# Modelling & Simulation - Introduction

Modelling is the process of representing a model which includes its construction and working. This model is similar to a real system, which helps the analyst predict the effect of changes to the system. In other words, modelling is creating a model which represents a system including their properties. It is an act of building a model.

Simulation of a system is the operation of a model in terms of time or space, which helps analyze the performance of an existing or a proposed system. In other words, simulation is the process of using a model to study the performance of a system. It is an act of using a model for simulation.

## History of Simulation

The historical perspective of simulation is as enumerated in a chronological order.

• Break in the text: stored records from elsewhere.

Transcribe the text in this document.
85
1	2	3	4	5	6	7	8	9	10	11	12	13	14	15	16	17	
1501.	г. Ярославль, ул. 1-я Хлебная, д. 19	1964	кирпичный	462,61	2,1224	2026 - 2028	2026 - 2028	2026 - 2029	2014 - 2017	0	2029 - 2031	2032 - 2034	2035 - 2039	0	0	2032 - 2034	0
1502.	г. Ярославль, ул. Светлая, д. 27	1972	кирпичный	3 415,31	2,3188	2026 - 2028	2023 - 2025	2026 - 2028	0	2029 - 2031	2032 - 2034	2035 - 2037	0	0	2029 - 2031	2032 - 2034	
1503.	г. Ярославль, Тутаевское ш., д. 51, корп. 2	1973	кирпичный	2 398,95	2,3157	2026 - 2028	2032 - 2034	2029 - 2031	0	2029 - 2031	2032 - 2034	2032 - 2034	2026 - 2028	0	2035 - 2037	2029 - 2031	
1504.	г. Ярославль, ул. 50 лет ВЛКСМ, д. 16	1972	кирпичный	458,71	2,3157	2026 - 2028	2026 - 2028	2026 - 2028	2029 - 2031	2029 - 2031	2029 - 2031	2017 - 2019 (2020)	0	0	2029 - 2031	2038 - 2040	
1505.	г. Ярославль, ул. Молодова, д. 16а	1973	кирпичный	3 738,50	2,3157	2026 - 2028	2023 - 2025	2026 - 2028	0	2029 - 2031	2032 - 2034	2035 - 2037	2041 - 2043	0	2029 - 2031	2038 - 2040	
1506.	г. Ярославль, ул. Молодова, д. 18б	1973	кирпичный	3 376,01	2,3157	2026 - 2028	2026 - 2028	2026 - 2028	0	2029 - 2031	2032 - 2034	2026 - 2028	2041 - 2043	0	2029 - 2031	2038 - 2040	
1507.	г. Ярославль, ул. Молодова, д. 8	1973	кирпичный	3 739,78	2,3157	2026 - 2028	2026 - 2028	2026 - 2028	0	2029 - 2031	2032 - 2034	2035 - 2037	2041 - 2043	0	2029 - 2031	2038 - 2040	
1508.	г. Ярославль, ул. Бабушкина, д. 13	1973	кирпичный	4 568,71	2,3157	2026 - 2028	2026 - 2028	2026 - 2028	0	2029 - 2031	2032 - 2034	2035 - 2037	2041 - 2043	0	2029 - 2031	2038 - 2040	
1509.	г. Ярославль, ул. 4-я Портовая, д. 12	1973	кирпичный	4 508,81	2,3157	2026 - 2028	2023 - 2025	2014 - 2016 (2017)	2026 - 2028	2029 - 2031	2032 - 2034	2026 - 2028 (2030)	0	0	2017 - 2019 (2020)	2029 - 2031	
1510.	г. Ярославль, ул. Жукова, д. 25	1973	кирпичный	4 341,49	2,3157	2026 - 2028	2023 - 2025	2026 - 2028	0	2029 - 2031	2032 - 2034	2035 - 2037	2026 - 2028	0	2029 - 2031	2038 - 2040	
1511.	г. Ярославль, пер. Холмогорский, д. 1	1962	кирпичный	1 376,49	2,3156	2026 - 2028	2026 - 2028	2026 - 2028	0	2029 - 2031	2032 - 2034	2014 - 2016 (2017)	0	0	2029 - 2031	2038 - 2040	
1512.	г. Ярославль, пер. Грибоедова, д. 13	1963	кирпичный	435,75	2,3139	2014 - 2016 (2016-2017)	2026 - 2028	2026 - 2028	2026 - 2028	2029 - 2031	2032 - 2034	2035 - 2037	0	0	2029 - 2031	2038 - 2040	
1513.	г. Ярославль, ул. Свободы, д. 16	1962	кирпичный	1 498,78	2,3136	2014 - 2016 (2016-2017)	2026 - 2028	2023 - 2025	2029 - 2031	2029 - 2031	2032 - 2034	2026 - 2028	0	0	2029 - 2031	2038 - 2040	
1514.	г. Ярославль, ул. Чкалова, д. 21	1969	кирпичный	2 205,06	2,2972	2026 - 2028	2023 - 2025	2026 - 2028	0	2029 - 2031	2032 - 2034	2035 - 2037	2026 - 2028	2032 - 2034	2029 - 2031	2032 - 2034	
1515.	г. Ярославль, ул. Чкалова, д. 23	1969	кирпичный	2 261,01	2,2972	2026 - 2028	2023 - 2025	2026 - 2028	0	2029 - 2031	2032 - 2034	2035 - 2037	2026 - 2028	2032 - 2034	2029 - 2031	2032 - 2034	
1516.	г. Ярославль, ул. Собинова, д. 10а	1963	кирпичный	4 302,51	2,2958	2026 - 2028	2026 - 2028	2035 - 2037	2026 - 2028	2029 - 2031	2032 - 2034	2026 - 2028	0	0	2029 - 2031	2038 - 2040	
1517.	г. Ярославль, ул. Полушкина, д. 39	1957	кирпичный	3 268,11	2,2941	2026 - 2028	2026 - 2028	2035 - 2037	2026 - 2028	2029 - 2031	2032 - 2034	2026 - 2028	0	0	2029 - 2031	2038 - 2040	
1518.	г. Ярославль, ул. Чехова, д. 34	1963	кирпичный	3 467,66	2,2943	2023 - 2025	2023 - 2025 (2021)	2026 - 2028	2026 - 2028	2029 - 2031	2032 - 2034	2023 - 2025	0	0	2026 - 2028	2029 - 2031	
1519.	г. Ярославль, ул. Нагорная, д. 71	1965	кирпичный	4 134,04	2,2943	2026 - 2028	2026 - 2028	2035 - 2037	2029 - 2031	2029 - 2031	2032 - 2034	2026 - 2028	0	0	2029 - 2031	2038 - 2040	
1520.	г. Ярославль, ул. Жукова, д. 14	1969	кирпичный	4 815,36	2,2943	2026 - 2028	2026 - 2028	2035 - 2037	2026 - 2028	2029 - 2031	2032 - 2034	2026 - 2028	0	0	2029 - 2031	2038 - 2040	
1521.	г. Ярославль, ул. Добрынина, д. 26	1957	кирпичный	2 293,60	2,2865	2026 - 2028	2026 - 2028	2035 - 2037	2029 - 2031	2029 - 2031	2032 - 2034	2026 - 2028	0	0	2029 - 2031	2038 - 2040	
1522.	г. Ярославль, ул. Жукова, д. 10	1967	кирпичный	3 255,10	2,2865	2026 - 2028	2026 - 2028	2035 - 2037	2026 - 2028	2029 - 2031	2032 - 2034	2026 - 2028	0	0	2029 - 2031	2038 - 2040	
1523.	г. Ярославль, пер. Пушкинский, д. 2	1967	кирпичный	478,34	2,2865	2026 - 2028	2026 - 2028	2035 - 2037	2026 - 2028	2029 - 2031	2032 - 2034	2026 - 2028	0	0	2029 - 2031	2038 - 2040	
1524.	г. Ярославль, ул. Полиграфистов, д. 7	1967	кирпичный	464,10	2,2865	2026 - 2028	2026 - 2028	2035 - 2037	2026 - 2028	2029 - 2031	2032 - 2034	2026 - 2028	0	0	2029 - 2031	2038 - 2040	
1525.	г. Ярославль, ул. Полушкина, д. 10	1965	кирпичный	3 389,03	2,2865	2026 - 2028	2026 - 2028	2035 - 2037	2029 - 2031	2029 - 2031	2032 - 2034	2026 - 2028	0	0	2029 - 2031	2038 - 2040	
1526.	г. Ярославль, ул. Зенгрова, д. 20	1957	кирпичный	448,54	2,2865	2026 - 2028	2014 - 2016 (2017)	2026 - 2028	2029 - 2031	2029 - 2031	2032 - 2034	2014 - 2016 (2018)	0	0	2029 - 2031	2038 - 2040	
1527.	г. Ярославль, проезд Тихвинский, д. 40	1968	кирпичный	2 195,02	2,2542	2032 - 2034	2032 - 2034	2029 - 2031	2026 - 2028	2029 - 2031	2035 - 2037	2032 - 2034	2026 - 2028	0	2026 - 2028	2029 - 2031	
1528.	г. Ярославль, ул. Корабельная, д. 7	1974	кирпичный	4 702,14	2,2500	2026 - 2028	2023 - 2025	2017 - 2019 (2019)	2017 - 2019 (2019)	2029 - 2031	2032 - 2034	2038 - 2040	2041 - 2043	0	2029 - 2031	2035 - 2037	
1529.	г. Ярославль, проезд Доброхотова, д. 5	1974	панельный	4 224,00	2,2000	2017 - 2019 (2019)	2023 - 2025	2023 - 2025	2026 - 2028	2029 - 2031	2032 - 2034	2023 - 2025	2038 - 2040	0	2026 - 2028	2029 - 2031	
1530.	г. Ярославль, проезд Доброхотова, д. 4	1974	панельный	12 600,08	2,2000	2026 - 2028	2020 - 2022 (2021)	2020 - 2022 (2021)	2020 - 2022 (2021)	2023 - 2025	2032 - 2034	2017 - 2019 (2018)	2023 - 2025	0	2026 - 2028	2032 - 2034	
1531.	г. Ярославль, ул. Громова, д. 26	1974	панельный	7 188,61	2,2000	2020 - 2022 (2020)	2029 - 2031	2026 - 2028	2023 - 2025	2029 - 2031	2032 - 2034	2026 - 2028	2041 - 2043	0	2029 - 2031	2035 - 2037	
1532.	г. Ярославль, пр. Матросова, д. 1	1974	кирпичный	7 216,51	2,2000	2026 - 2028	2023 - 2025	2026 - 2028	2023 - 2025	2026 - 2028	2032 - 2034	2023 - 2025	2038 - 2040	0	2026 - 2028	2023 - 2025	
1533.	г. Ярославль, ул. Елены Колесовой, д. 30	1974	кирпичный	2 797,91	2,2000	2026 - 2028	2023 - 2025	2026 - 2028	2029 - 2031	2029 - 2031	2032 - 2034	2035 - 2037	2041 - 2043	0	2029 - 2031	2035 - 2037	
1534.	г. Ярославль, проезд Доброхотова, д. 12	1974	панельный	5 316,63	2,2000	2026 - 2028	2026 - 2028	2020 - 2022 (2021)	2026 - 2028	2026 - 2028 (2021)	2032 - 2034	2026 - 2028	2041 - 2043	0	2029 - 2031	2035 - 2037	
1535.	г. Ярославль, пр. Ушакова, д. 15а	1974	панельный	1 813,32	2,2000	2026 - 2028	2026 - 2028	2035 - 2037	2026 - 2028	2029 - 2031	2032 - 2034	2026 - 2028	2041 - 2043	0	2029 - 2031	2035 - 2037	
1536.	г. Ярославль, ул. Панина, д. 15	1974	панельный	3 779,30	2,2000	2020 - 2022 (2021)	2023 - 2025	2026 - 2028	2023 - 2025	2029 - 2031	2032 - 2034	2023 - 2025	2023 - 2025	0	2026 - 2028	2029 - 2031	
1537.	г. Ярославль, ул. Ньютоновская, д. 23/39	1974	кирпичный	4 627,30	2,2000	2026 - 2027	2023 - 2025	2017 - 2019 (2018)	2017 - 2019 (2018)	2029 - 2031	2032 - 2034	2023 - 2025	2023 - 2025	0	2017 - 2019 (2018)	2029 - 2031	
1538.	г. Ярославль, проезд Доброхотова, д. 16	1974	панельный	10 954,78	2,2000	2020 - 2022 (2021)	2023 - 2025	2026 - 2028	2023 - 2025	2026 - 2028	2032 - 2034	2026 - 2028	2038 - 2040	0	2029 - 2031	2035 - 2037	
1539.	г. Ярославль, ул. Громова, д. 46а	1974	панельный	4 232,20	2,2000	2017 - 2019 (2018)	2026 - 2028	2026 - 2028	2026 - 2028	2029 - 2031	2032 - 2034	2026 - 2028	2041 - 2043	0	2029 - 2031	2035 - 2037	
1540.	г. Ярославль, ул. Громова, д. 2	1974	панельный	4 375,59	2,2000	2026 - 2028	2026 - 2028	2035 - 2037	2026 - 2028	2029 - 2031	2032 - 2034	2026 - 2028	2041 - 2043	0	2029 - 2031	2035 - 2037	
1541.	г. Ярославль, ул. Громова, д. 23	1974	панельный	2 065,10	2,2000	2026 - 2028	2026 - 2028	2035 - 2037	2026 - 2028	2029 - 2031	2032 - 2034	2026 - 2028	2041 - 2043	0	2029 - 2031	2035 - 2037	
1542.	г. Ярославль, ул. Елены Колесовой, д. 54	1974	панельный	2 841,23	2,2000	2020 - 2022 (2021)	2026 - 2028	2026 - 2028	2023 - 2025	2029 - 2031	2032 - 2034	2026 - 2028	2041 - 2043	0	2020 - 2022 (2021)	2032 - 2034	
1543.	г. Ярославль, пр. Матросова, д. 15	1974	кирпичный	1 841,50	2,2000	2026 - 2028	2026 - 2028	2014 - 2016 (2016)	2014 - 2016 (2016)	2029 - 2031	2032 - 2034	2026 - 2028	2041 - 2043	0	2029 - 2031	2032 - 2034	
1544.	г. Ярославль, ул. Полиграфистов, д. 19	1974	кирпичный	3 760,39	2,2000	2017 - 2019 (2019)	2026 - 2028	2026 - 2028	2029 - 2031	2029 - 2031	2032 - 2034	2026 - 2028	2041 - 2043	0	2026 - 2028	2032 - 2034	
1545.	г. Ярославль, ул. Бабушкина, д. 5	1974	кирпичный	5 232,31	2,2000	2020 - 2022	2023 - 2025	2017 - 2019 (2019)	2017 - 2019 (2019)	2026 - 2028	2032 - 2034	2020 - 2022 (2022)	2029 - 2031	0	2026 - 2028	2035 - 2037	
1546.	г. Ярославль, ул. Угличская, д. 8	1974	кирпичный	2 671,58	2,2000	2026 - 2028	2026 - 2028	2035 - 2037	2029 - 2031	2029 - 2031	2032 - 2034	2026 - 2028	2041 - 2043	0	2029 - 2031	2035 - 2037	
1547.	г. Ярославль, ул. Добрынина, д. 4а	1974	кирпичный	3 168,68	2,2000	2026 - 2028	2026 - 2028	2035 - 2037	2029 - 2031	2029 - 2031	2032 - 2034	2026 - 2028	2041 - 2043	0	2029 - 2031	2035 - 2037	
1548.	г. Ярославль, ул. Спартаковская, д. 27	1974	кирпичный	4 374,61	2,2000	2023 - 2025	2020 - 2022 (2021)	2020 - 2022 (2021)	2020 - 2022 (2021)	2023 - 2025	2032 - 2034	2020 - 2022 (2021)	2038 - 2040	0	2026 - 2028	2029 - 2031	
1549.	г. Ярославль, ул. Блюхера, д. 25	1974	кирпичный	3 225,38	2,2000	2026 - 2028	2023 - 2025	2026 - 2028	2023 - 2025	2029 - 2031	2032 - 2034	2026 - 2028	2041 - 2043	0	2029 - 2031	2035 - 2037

• 1940 − A method named ‘Monte Carlo’ was developed by researchers (John von Neumann, Stanislaw Ulan, Edward Teller, Herman Kahn) and physicists working on a Manhattan project to study neutron scattering.

• 1960 − The first special-purpose simulation languages were developed, such as SIMSCRIPT by Harry Markowitz at the RAND Corporation.

• 1970 − During this period, research was initiated on mathematical foundations of simulation.

• 1980 − During this period, PC-based simulation software, graphical user interfaces and object-oriented programming were developed.

• 1990 − During this period, web-based simulation, fancy animated graphics, simulation-based optimization, Markov-chain Monte Carlo methods were developed.

## Developing Simulation Models

Simulation models consist of the following components: system entities, input variables, performance measures, and functional relationships. Following are the steps to develop a simulation model.

• Step 1 − Identify the problem with an existing system or set requirements of a proposed system.

• Step 2 − Design the problem while taking care of the existing system factors and limitations.

• Step 3 − Collect and start processing the system data, observing its performance and result.

• Step 4 − Develop the model using network diagrams and verify it using various verifications techniques.

• Step 5 − Validate the model by comparing its performance under various conditions with the real system.

• Step 6 − Create a document of the model for future use, which includes objectives, assumptions, input variables and performance in detail.

• Step 7 − Select an appropriate experimental design as per requirement.

• Step 8 − Induce experimental conditions on the model and observe the result.

## Performing Simulation Analysis

Following are the steps to perform simulation analysis.

• Step 1 − Prepare a problem statement.

• Step 2 − Choose input variables and create entities for the simulation process. There are two types of variables - decision variables and uncontrollable variables. Decision variables are controlled by the programmer, whereas uncontrollable variables are the random variables.

• Step 3 − Create constraints on the decision variables by assigning it to the simulation process.

• Step 4 − Determine the output variables.

• Step 5 − Collect data from the real-life system to input into the simulation.

• Step 6 − Develop a flowchart showing the progress of the simulation process.

• Step 7 − Choose an appropriate simulation software to run the model.

• Step 8 − Verify the simulation model by comparing its result with the real-time system.

• Step 9 − Perform an experiment on the model by changing the variable values to find the best solution.

• Step 10 − Finally, apply these results into the real-time system.

## Modelling & Simulation ─ Advantages

Following are the advantages of using Modelling and Simulation −

• Easy to understand − Allows to understand how the system really operates without working on real-time systems.

• Easy to test − Allows to make changes into the system and their effect on the output without working on real-time systems.

• Easy to upgrade − Allows to determine the system requirements by applying different configurations.

• Easy to identifying constraints − Allows to perform bottleneck analysis that causes delay in the work process, information, etc.

• Easy to diagnose problems − Certain systems are so complex that it is not easy to understand their interaction at a time. However, Modelling & Simulation allows to understand all the interactions and analyze their effect. Additionally, new policies, operations, and procedures can be explored without affecting the real system.

## Modelling & Simulation ─ Disadvantages

Following are the disadvantages of using Modelling and Simulation −

• Designing a model is an art which requires domain knowledge, training and experience.

• Operations are performed on the system using random number, hence difficult to predict the result.

• Simulation requires manpower and it is a time-consuming process.

• Simulation results are difficult to translate. It requires experts to understand.

• Simulation process is expensive.

## Modelling & Simulation ─ Application Areas

Modelling & Simulation can be applied to the following areas − Military applications, training & support, designing semiconductors, telecommunications, civil engineering designs & presentations, and E-business models.

Additionally, it is used to study the internal structure of a complex system such as the biological system. It is used while optimizing the system design such as routing algorithm, assembly line, etc. It is used to test new designs and policies. It is used to verify analytic solutions.